Aska baru ingin mengeluarkan dompetnya, berniat ingin memberi anak tersebut uang tanpa mengambil bunganya. Namun ternyata, Juna sudah lebih dulu bertanya kepada anak kecil penjual bunga itu.

“Berapa, Dek, satunya?”

“Lima belas ribu aja, Kak.”

“Oke, sisa berapa emang bunganya?”

Anak kecil tersebut terlihat menundukkan kepalanya, menghitung tangkai-tangkai bunga yang tersisa pada wadahnya. “Sisa lima, Kak.”

“Oh... tapi 'kan itu ada yang warna merah sama pink, ya?”

“Iya, Kak.”

“Ya udah.” Juna tersenyum. “Aku mau beli, tapi kamu pilihin warna yang paling cocok buat kakak yang itu.” Jari telunjuk Juna mengarah ke Aska, membuat yang ditunjuk tersipu, semburat kemerahan seketika menjalar pada permukaan pipinya yang kini sudah tampak lebih berisi dari kemarin-kemarin. Hasil ulah Juna yang senang mengajaknya kuliner di mana-mana.

“Ehm... warna merah aja, Kak, kayaknya?”

“Hahaha, oke. Aku ambil semua yang warna merah, ya? Kasih ke kakaknya aja langsung.”

Malu-malu, Aska menerima bunga pemberian sang adik penjual, sementara Juna mengeluarkan lembaran uang dari dalam dompetnya. Tampak Juna mengeluarkan sejumlah uang lebih dari yang seharusnya dan bahkan cukup untuk membeli keseluruhan bunga yang tersisa.

“Kembaliannya berarti....”

“Nggak usah. Buat kamu aja kembaliannya,” jawab Juna ringan, membuat adik penjual tersebut tampak nggak percaya, namun setelah Juna meyakinkan, sang adik akhirnya mengucapkan kata terima kasih sebelum pergi meninggalkan meja mereka berdua.

Aska jadi memandang Juna dengan penuh haru; memandangnya bergantian dengan tiga tangkai mawar merah pada genggaman tangannya.

“Jun... dapet ide dari mana, sih, ih....”

“Buat Aska, hehehe.”

Juna nggak baru saja memberinya buket bunga paling mewah dan indah.
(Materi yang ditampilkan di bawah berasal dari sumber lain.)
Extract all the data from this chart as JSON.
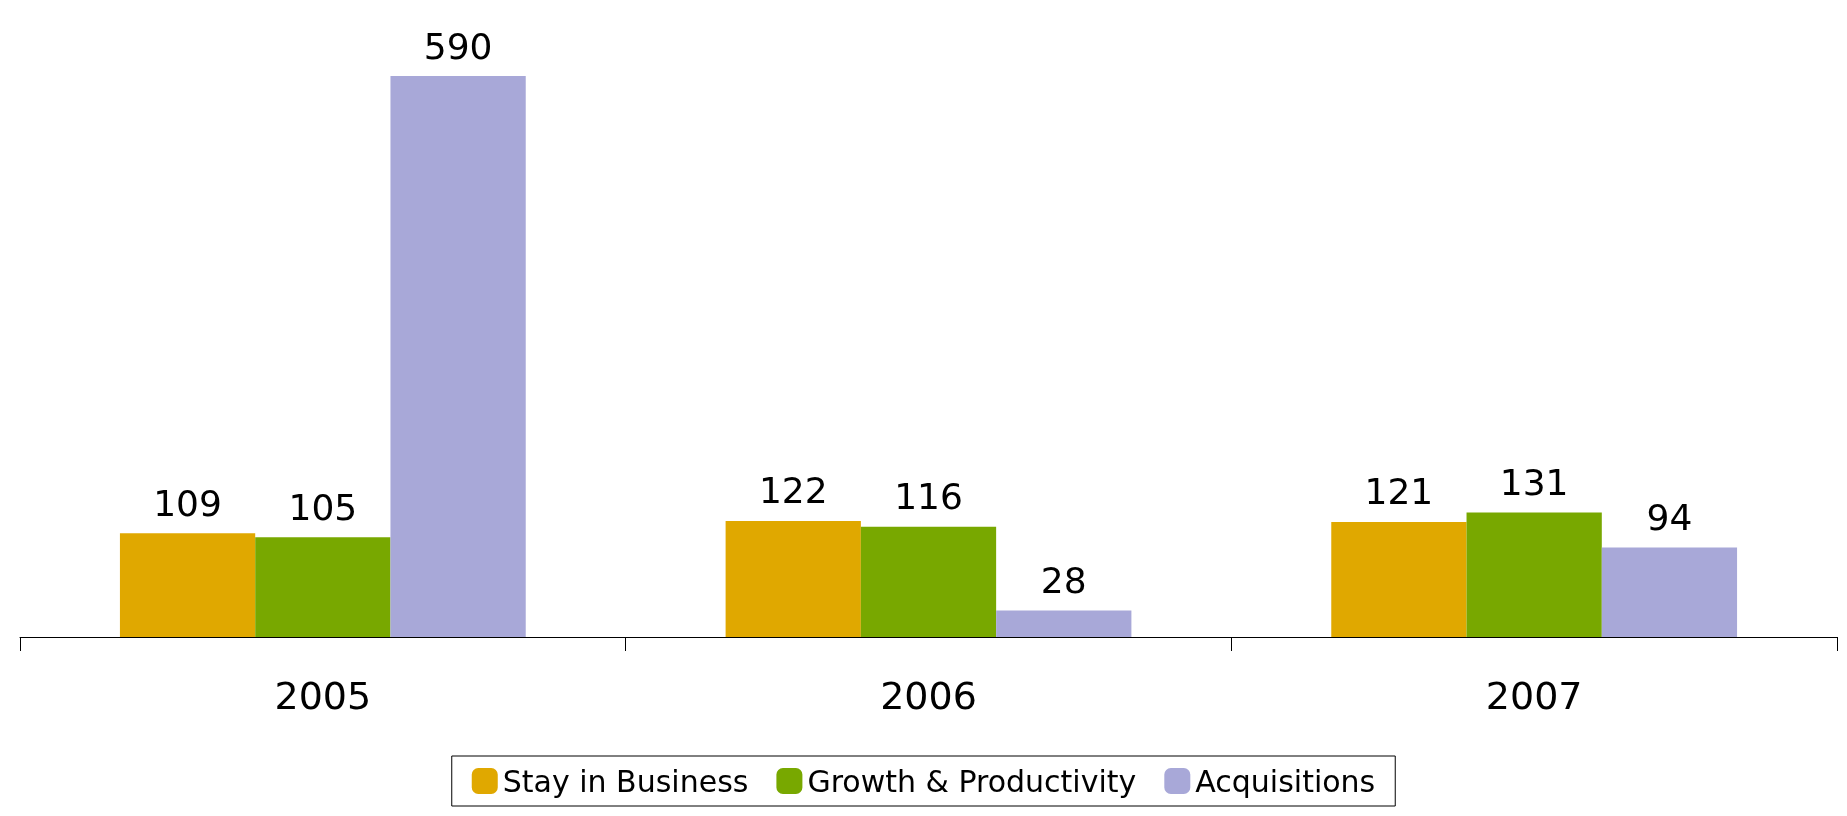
{
  "chart_data": {
    "type": "bar",
    "categories": [
      "2005",
      "2006",
      "2007"
    ],
    "series": [
      {
        "name": "Stay in Business",
        "color": "#e0a800",
        "values": [
          109,
          122,
          121
        ]
      },
      {
        "name": "Growth & Productivity",
        "color": "#78a800",
        "values": [
          105,
          116,
          131
        ]
      },
      {
        "name": "Acquisitions",
        "color": "#a8a8d8",
        "values": [
          590,
          28,
          94
        ]
      }
    ],
    "data_labels": true,
    "legend": "bottom"
  }
}
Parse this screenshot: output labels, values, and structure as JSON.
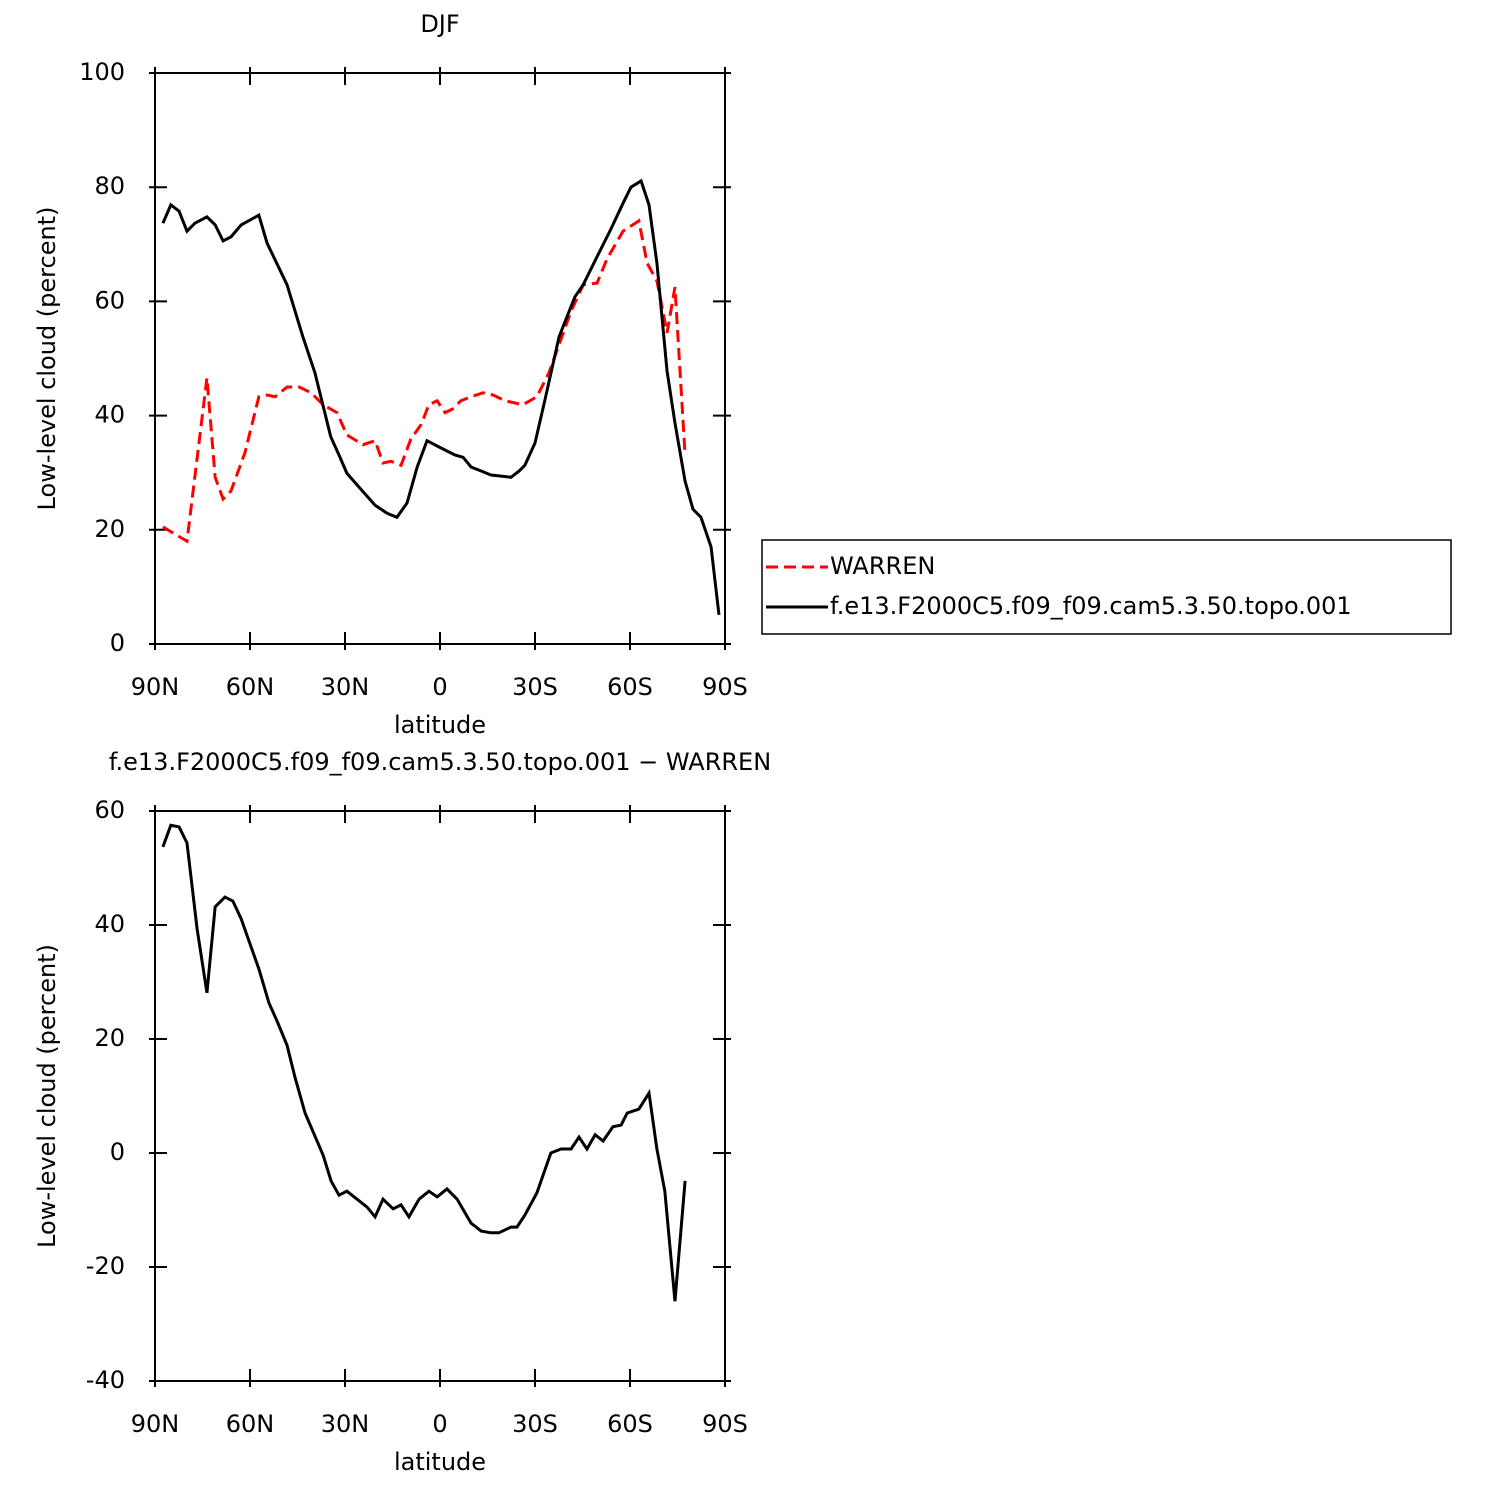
{
  "chart_data": [
    {
      "type": "line",
      "title": "DJF",
      "xlabel": "latitude",
      "ylabel": "Low-level cloud (percent)",
      "xlim": [
        90,
        -90
      ],
      "ylim": [
        0,
        100
      ],
      "xticks": [
        {
          "value": 90,
          "label": "90N"
        },
        {
          "value": 60,
          "label": "60N"
        },
        {
          "value": 30,
          "label": "30N"
        },
        0,
        {
          "value": -30,
          "label": "30S"
        },
        {
          "value": -60,
          "label": "60S"
        },
        {
          "value": -90,
          "label": "90S"
        }
      ],
      "yticks": [
        0,
        20,
        40,
        60,
        80,
        100
      ],
      "legend": "right",
      "series": [
        {
          "name": "WARREN",
          "color": "#ff0000",
          "dashed": true,
          "x": [
            87.5,
            79.9,
            73.6,
            71,
            68.5,
            66,
            61.6,
            57.2,
            54.6,
            52.1,
            48.3,
            44.5,
            40.7,
            36.9,
            32.5,
            29.4,
            24.3,
            20.5,
            18,
            15.5,
            12.3,
            9.2,
            6,
            3.5,
            0.9,
            -1.6,
            -4.1,
            -6.6,
            -9.8,
            -13.6,
            -16.8,
            -20.5,
            -26.2,
            -30.6,
            -34.4,
            -37.6,
            -41.4,
            -45.2,
            -49.6,
            -52.7,
            -57.8,
            -62.8,
            -65.4,
            -68.5,
            -71.7,
            -74.2,
            -77.4
          ],
          "values": [
            20.5,
            18.0,
            46.6,
            29.2,
            25.4,
            26.8,
            33.5,
            43.3,
            43.6,
            43.3,
            45.0,
            45.0,
            44.0,
            41.9,
            40.5,
            36.6,
            34.9,
            35.6,
            31.7,
            32.0,
            31.3,
            35.9,
            38.4,
            41.9,
            42.6,
            40.5,
            41.2,
            42.6,
            43.3,
            44.0,
            43.6,
            42.6,
            41.9,
            43.3,
            47.5,
            52.4,
            58.3,
            62.9,
            63.2,
            67.4,
            72.3,
            74.1,
            66.7,
            63.6,
            54.5,
            62.5,
            33.1
          ]
        },
        {
          "name": "f.e13.F2000C5.f09_f09.cam5.3.50.topo.001",
          "color": "#000000",
          "dashed": false,
          "x": [
            87.5,
            85,
            82.4,
            79.9,
            77.4,
            73.6,
            71,
            68.5,
            66,
            62.8,
            57.2,
            54.6,
            48.3,
            43.3,
            39.5,
            34.5,
            31.9,
            29.4,
            25.6,
            20.5,
            16.7,
            13.6,
            10.4,
            7.2,
            4.1,
            0.3,
            -4.7,
            -7.3,
            -9.8,
            -13,
            -16.1,
            -22.4,
            -25,
            -26.8,
            -30,
            -33.2,
            -37.6,
            -42.6,
            -45.2,
            -50.2,
            -54,
            -57.8,
            -60.3,
            -63.5,
            -66,
            -68.5,
            -71.7,
            -74.2,
            -77.4,
            -79.9,
            -82.4,
            -85.6,
            -88.1
          ],
          "values": [
            73.7,
            76.9,
            75.8,
            72.3,
            73.7,
            74.8,
            73.4,
            70.6,
            71.3,
            73.4,
            75.1,
            70.2,
            62.9,
            53.8,
            47.5,
            36.3,
            33.1,
            29.9,
            27.5,
            24.3,
            22.9,
            22.2,
            24.7,
            31.0,
            35.6,
            34.5,
            33.1,
            32.7,
            31.0,
            30.3,
            29.6,
            29.2,
            30.3,
            31.3,
            35.2,
            42.9,
            53.8,
            60.8,
            62.9,
            68.5,
            72.7,
            77.2,
            80.0,
            81.1,
            76.9,
            66.7,
            47.8,
            38.7,
            28.5,
            23.6,
            22.2,
            17.0,
            5.1
          ]
        }
      ]
    },
    {
      "type": "line",
      "title": "f.e13.F2000C5.f09_f09.cam5.3.50.topo.001 − WARREN",
      "xlabel": "latitude",
      "ylabel": "Low-level cloud (percent)",
      "xlim": [
        90,
        -90
      ],
      "ylim": [
        -40,
        60
      ],
      "xticks": [
        {
          "value": 90,
          "label": "90N"
        },
        {
          "value": 60,
          "label": "60N"
        },
        {
          "value": 30,
          "label": "30N"
        },
        0,
        {
          "value": -30,
          "label": "30S"
        },
        {
          "value": -60,
          "label": "60S"
        },
        {
          "value": -90,
          "label": "90S"
        }
      ],
      "yticks": [
        -40,
        -20,
        0,
        20,
        40,
        60
      ],
      "series": [
        {
          "color": "#000000",
          "dashed": false,
          "x": [
            87.5,
            85,
            82.4,
            79.9,
            76.7,
            73.6,
            71,
            67.9,
            65.4,
            62.8,
            57.2,
            54,
            51.5,
            48.3,
            45.8,
            42.6,
            36.9,
            34.4,
            31.9,
            29.4,
            23,
            20.5,
            18,
            14.8,
            12.3,
            9.8,
            6.6,
            3.5,
            0.9,
            -2.2,
            -5.4,
            -9.8,
            -13,
            -16.1,
            -18.6,
            -22.4,
            -24.3,
            -26.8,
            -30.6,
            -35,
            -38.2,
            -41.4,
            -43.9,
            -46.4,
            -49,
            -51.5,
            -54.6,
            -57.2,
            -59.1,
            -62.8,
            -66,
            -68.5,
            -71,
            -74.2,
            -77.4
          ],
          "values": [
            53.7,
            57.5,
            57.2,
            54.4,
            39.3,
            28.1,
            43.2,
            44.9,
            44.2,
            41.1,
            32.3,
            26.3,
            23.2,
            18.9,
            13.3,
            7.0,
            -0.4,
            -4.9,
            -7.4,
            -6.7,
            -9.5,
            -11.2,
            -8.1,
            -9.8,
            -9.1,
            -11.2,
            -8.1,
            -6.7,
            -7.7,
            -6.3,
            -8.1,
            -12.3,
            -13.7,
            -14.0,
            -14.0,
            -13.0,
            -13.0,
            -10.9,
            -7.0,
            0,
            0.7,
            0.7,
            2.8,
            0.7,
            3.2,
            2.1,
            4.6,
            4.9,
            7.0,
            7.7,
            10.5,
            0.7,
            -6.7,
            -26.0,
            -4.9
          ]
        }
      ]
    }
  ]
}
Bahkan, ketiga mawar merah tersebut tampak nggak sesegar bunga yang baru saja dipetik. Tapi tentu, nilainya akan jauh lebih berharga sebab Juna membelinya juga karena ia ingin meringankan beban adik yang tadi.
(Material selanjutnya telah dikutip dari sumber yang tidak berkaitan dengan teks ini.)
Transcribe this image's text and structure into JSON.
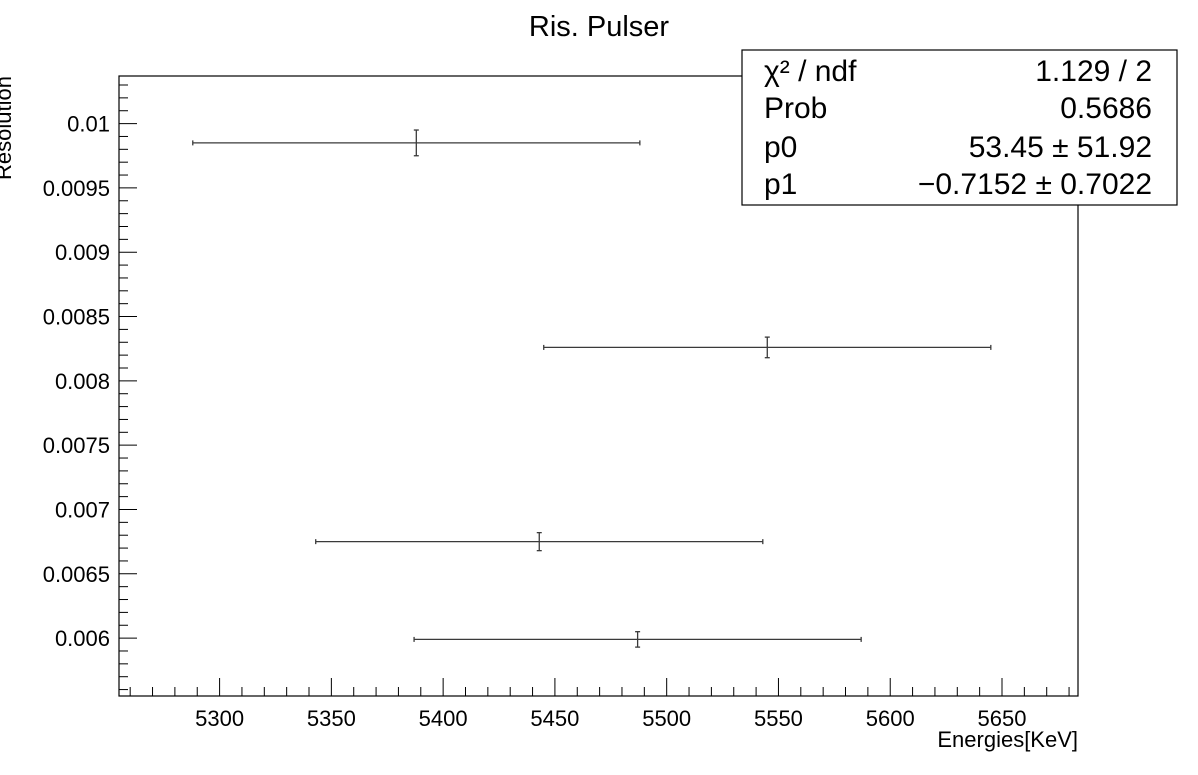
{
  "chart_data": {
    "type": "scatter",
    "title": "Ris. Pulser",
    "xlabel": "Energies[KeV]",
    "ylabel": "Resolution",
    "xlim": [
      5255,
      5684
    ],
    "ylim": [
      0.00555,
      0.01037
    ],
    "x_ticks": [
      5300,
      5350,
      5400,
      5450,
      5500,
      5550,
      5600,
      5650
    ],
    "y_ticks": [
      0.006,
      0.0065,
      0.007,
      0.0075,
      0.008,
      0.0085,
      0.009,
      0.0095,
      0.01
    ],
    "x_tick_labels": [
      "5300",
      "5350",
      "5400",
      "5450",
      "5500",
      "5550",
      "5600",
      "5650"
    ],
    "y_tick_labels": [
      "0.006",
      "0.0065",
      "0.007",
      "0.0075",
      "0.008",
      "0.0085",
      "0.009",
      "0.0095",
      "0.01"
    ],
    "grid": false,
    "series": [
      {
        "points": [
          {
            "x": 5388,
            "y": 0.00985,
            "xerr": 100,
            "yerr": 0.0001
          },
          {
            "x": 5545,
            "y": 0.00826,
            "xerr": 100,
            "yerr": 8e-05
          },
          {
            "x": 5443,
            "y": 0.00675,
            "xerr": 100,
            "yerr": 7e-05
          },
          {
            "x": 5487,
            "y": 0.00599,
            "xerr": 100,
            "yerr": 6e-05
          }
        ]
      }
    ],
    "fit": {
      "function": "pol1",
      "p0": 53.45,
      "p1": -0.7152,
      "color": "#ff0000"
    }
  },
  "stats_box": {
    "rows": [
      {
        "label": "χ² / ndf",
        "value": "1.129 / 2"
      },
      {
        "label": "Prob",
        "value": "0.5686"
      },
      {
        "label": "p0",
        "value": "53.45 ± 51.92"
      },
      {
        "label": "p1",
        "value": "−0.7152 ± 0.7022"
      }
    ]
  },
  "colors": {
    "points": "#3a3a3a",
    "fit_line": "#ff0000",
    "frame": "#000000"
  }
}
Aska jadi semakin yakin bahwa sejatinya Juna adalah sekumpulan bait lirik lagu romansa yang kemudian diciptakan dalam hadir sebuah laki-laki yang baik; yang bisa membuatnya merasa seperti orang yang paling dicintai dan dihargai kehadirannya.

Bukan lagi suatu masalah bagi Aska untuk menjalani kehidupan kampusnya yang nggak begitu ia minati sebab kini Juna telah hadir di sela-sela kesehariannya, membuat hidupnya jadi jauh lebih menyenangkan untuk dijalani; membuat dirinya makin bersemangat untuk bangun di pagi hari sebab ia tahu Juna akan menyambutnya dengan senyum paling manis yang pernah ia lihat di seantero dunia.